Archivgebäude

Erster Sitz des Staatsarchivs Bozen nach seiner Errichtung im Jahre 1920 war das relativ zentral gelegene Schloss Maretsch. Das imposante Gebäude, das in seiner heutigen Gestalt durch Umbauten aus dem 16. Jahrhundert bestimmt wird, wurde im Laufe des 19. Jahrhunderts verwahrlost, diente im 1. Weltkrieg unter anderem als Militärlager und eignete sich daher kaum für die Unterbringung von historischem Archivmaterial.

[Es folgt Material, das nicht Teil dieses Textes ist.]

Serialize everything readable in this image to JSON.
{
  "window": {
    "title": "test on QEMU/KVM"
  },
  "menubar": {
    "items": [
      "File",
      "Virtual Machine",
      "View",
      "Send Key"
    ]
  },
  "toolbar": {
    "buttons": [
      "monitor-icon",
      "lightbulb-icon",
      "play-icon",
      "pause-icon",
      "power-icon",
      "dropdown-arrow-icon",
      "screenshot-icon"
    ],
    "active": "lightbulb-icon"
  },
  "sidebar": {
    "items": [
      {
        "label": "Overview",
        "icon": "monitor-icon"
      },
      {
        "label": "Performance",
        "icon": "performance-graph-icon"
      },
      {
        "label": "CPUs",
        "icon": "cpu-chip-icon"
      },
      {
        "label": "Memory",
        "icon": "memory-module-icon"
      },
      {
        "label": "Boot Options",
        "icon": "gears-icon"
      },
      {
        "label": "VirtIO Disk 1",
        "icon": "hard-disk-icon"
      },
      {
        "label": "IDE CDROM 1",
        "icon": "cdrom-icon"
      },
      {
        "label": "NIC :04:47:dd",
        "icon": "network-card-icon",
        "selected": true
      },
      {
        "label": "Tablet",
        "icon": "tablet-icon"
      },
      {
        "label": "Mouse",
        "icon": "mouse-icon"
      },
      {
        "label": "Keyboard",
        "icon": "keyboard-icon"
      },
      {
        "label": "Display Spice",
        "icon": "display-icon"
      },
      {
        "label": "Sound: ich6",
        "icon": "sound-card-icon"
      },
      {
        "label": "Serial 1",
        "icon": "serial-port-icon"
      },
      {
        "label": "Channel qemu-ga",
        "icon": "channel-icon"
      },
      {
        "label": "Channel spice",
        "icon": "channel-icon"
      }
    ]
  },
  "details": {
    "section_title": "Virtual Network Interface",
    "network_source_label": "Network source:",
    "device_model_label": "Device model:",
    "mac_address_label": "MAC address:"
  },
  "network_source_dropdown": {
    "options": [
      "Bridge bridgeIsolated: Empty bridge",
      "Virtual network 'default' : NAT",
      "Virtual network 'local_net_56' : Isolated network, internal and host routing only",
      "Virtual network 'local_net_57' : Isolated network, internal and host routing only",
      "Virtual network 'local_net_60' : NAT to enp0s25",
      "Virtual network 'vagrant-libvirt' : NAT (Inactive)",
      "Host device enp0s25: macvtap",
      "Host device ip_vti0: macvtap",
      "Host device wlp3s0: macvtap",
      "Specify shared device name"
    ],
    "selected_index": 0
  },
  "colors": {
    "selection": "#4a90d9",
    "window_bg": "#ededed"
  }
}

Die Leiter des Archivs hatten mit den widrigen Umständen (ungenügender Platz, Benutzer- und Büroräume, bzw. Depots nicht getrennt, baufällige und regendurchlässige Decken) jedoch bis 1972 zu kämpfen, als das Schloss für baufällig erklärt und der Archivbetrieb eingestellt werden musste. Vorläufiger Höhepunkt der Missstände war jedoch die Verlegung der Büros und des Lesesaals in die Alte Mendelstraße Mitte der 60er Jahre, womit die Archivbenutzung praktisch unmöglich gemacht wurde.

In dieser Situation erklärte sich die Südtiroler Landesverwaltung bereit, auch für das Staatsarchiv eine geeignete Unterkunft zu bauen. Damit sollte nach der bereits beschlossenen Aufteilung der Bestände zwischen Staat und Land (s. Abschnitt Geschichte) die gemeinsame räumliche Unterbringung zum Vorteil der Benutzer gesichert werden.

Bis zur Fertigstellung des geplanten Archivneubaus wurden das Staatsarchiv und seine Bestände - äußerst notdürftig - in einer aufgelassenen Werkhalle in der Bozner Handwerkerzone (Drususstraße) untergebracht.

Im Jahre 1980 konnte endlich mit den Arbeiten zum Bau des neuen Zweckgebäudes, in dem neben dem Landes- und dem Staatsarchiv auch die Landesbibliothek „Dr. Friedrich Tessmann“ Aufnahme finden sollte, begonnen werden. Als Standort wählte man den Garten des Ansitzes Rottenbuch im Stadtteil Gries; der Ansitz war bereits als Standort für das Südtiroler Denkmalamt auserkoren worden.

Schließlich konnte 1985 nach 5-jähriger Bauzeit das neue Gebäude bezogen werden.